A beneficiary of two trusts whose assessable income was increased from some $70,000 to some $13 million in respect of her entitlement to distributions from the trusts has been unsuccessful before the AAT in arguing that she had "disclaimed her interests" in the trusts.


The taxpayer was a beneficiary of two trusts, one of which ("Archer") was involved in investments in residential complexes in partnership, or as a "syndicate member", with another entity. Following an audit of the trusts (and an earlier settlement arrangement), Archer was denied deductions for significant "syndication" costs it had previously incurred, while the second trust ("Shee") was likewise denied significant deductions. The effect of these adjustments was to substantially reduce the deductible carried-forward losses of the trusts.

As a result, in May 2013 amended assessments for the 2006 and the 2007 income years were also issued to the taxpayer, as she was the beneficiary of the trusts and was entitled to 100% of the trust income from them. The amended assessments increased her taxable income from $9,000 to $10 million in the 2006 income year and from $60,000 to $3 million in the 2007 income year. In addition, a shortfall interest charge (SIC) of $3.2 million was imposed, as reduced by the Commissioner over certain periods of the audit and assessment process.

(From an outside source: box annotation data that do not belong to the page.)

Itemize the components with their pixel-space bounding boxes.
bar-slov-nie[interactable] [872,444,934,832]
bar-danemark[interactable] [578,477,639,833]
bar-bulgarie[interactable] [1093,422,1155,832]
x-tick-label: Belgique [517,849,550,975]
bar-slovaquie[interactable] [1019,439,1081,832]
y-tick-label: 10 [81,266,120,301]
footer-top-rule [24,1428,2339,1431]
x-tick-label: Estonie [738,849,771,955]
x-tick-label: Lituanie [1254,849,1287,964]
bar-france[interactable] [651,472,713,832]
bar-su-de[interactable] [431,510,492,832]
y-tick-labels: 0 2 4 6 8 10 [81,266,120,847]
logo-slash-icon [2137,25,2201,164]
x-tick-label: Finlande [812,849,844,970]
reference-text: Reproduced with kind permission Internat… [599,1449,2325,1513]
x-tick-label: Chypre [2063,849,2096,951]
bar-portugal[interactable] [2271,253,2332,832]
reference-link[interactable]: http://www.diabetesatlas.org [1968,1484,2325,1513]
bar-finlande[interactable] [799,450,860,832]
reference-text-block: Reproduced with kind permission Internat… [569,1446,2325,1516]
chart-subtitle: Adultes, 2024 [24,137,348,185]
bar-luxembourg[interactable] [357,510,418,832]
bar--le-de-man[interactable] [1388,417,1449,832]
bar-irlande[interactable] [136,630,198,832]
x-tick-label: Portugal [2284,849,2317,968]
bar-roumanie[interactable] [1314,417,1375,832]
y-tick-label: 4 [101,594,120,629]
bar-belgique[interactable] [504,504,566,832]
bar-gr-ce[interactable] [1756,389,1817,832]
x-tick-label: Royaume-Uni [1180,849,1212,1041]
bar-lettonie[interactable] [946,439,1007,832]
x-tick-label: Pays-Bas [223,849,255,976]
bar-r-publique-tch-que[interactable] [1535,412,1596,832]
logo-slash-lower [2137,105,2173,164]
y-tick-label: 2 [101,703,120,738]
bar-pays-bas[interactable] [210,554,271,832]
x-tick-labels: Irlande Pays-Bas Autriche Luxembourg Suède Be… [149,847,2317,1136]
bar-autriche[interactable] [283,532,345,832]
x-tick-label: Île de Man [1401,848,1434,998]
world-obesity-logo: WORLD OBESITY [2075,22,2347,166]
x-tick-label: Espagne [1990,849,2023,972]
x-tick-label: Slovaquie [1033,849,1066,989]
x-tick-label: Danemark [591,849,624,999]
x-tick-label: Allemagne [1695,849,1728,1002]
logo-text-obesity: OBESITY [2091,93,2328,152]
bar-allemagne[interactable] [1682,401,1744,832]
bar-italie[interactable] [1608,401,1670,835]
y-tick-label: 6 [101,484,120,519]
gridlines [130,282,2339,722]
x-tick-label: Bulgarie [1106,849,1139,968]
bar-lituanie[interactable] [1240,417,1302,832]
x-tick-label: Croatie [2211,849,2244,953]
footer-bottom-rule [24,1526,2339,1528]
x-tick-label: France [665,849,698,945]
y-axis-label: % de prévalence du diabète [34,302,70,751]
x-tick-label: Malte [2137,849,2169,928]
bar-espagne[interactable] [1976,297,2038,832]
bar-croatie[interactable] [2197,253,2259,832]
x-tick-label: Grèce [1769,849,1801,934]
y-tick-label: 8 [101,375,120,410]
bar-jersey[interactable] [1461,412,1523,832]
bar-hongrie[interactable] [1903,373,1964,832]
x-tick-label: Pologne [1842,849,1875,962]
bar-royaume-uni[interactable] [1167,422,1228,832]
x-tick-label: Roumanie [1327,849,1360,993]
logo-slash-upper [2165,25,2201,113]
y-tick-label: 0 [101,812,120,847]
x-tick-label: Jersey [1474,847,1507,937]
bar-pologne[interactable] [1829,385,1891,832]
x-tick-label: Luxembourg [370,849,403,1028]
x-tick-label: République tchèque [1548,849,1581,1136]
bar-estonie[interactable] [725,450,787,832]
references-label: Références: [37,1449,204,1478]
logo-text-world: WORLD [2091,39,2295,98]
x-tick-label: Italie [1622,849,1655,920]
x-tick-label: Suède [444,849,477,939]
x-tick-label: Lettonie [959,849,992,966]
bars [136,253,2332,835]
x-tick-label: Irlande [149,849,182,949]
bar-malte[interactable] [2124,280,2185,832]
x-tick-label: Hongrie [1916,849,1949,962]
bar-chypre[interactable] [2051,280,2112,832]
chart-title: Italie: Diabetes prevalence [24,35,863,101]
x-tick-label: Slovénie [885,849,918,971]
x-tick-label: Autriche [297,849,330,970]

The taxpayer unsuccessfully objected to the amended assessments, and before the AAT argued the following:

  • a "disclaimer of trust interests" she entered into in December 2015 was effective to disclaim any entitlement to the trust distributions;
  • the Archer trust resolution to distribute "income" of the trust to the taxpayer was not valid in terms of the Archer trust deed;
  • "default" resolutions made by both trusts to distribute the trust income to another party in the event that their deductions were denied by the ATO were valid and effective;
  • the amended assessments were issued out of time;
  • the denied carried-forward losses were in fact available to Archer; and
  • the SIC should be remitted.


In dismissing the taxpayer's application on all grounds, the AAT found as follows.

Disclaimer of trust interest

The AAT ruled that because the taxpayer had not specifically raised the disclaimer issue in her grounds of objection, it would not be permissible to raise it in the application before the AAT. In arriving at its decision, the AAT also noted that, among other things, the relevant parties had had the benefit of the distributions, there was a significant passage of time between the distributions and the making of the disclaimer, and the taxpayer's husband (who managed the affairs of the trusts) could have arranged for the otherwise "retrospective" disclaimers to be made before the amended assessments had issued. Furthermore, the AAT found that it would not be in the interests of justice to give the taxpayer leave to extend the grounds of her objection, given that the objection never touched on the issue of disclaimer.

Validity of Archer trust resolution

The AAT concluded that the resolution made by the Archer trust to distribute the "income" of the trust to the taxpayer was not an invalid exercise of its power merely because it referred to "income" and not "net income" of the trust. Likewise, the AAT found that leave should not be granted to the taxpayer to expand the grounds of her objection to include that the Archer resolution was ineffective to distribute income to her. This was because the AAT said that the Commissioner would be "prejudiced" by such leave – he could have instead issued an assessment to Archer, making it liable for the tax on the trust income under s 99A of the Income Tax Assessment Act 1936 (ITAA 1936).

Validity of the default resolutions

The AAT also found that the "default" resolutions were not effective because neither they nor the "initial" resolutions were technically subject to a "contingency". The initial resolutions clearly intended, and had the effect of, making the taxpayer entitled (both in "interest" and "possession") to the whole of the income of the trusts – which, furthermore, was the "practical effect" of the resolutions. In addition, the AAT noted that the effect of the initial resolutions meant there was nothing left to be distributed under the default resolutions.

Assessments out of time

The AAT found that the amended assessments had not been issued to the taxpayer out of time as she had, in terms of s 170(7), item 4 of the ITAA 1936, consented to a relevant extension to the limitation period. She had done so in response to the Commissioner's request for such an extension, which was made during the audit process involving the taxpayer's tax affairs.

Carried-forward losses

The AAT confirmed that the carried-forward losses had been correctly denied by the Commissioner. This was because the evidence indicated that deductions had been appropriately reduced for the amounts "actually incurred" in the relevant year by Archer in respect of the purchase of property by the syndicate, and for which it was claiming a deduction for its share of the outgoings as a syndicate member.

SIC remission

Finally, the AAT found that there was no grounds for further remission of the SIC imposed by the Commissioner. In doing so, it dismissed the taxpayer's arguments that she was unaware of the trust distributions or of the trusts themselves. The AAT noted that she had placed entire responsibility for her taxation and financial affairs on her husband, who was also her tax agent.